This doesn’t mean that the project has officially been handed over, TTC spokesperson Stuart Green explained. In order for that to happen, the project has to reach “substantial completion,” which requires the approval of an independent certifier, Green added.
“The good news, though, is that this week, train operations were transferred into our Transit Control Centre from a temporary control centre as testing, training and construction continue,” Green said.
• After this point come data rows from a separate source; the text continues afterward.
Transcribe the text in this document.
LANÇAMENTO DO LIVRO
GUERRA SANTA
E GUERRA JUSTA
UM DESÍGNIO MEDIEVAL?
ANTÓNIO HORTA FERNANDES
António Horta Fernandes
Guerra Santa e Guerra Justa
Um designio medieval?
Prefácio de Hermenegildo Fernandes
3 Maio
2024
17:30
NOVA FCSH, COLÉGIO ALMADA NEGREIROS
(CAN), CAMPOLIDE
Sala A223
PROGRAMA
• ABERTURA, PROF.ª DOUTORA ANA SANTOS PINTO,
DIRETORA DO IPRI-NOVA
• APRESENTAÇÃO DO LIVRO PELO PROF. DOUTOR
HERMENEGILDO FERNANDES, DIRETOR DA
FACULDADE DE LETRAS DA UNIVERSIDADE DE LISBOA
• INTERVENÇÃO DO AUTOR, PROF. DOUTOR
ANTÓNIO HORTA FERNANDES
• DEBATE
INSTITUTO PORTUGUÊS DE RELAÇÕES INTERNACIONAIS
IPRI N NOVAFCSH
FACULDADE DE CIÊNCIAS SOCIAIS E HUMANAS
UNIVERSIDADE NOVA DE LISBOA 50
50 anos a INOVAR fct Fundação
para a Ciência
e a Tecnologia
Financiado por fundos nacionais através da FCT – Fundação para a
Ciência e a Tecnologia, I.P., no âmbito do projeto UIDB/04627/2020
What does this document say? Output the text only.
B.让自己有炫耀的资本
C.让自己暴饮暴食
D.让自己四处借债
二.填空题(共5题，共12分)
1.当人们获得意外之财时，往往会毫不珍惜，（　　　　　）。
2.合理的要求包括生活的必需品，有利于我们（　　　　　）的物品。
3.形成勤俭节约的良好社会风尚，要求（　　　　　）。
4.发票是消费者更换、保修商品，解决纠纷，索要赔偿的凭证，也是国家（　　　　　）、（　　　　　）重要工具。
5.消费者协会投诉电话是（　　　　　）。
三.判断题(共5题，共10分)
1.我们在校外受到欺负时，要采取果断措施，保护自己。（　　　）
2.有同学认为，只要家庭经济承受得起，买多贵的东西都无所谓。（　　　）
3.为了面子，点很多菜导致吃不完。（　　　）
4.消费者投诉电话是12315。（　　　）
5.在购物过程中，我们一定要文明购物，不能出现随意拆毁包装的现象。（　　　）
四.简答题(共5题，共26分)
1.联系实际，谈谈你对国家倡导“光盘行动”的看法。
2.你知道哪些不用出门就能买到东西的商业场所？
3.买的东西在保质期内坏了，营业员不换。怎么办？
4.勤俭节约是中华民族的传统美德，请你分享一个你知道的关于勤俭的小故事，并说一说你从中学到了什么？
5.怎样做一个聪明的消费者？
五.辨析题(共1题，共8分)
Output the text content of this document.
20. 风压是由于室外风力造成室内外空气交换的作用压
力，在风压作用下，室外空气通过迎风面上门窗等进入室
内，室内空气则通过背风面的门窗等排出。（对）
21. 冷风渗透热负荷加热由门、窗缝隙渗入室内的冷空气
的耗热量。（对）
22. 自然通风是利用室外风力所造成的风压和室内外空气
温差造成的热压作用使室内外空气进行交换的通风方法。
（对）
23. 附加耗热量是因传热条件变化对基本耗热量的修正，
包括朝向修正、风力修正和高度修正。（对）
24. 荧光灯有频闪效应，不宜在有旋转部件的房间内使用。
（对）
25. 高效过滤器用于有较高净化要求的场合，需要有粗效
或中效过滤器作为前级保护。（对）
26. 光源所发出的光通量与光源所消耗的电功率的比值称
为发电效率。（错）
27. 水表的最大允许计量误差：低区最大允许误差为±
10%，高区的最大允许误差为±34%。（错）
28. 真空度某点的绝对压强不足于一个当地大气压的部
Operator and driver training has been completed, Lindsay confirmed, adding that “we are relentlessly stress-testing both (the) system and vehicles.”
“We’re doing the things for this line that, frankly, were not done for projects like the Ottawa LRT,” he added.
The $2.1-billion Ottawa LRT, much like the Eglinton line, was plagued with delays and flaws. Problems with the project included a massive sinkhole during construction, and after the line opened in 2019, repeated derailments and even service shutdowns caused by freezing rain. ACS Infrastructure Canada and EllisDon were part of both the Ottawa and Eglinton LRT construction consortiums.
With 25 stops stretching from Mount Dennis in the west to Kennedy in the east, the 19-kilometre Eglinton Crosstown LRT was
initially meant to be ready by 2020.
A pandemic and several lawsuits, as well as software glitches, have hampered the line’s opening, even after the Star received an
exclusive tour of the LRT in May 2023. The completion of the LRT had been promised, then pushed back, for three years, until the transit agency declined to give a projected opening in 2023, instead announcing it would give the public
three-months’ advance notice instead.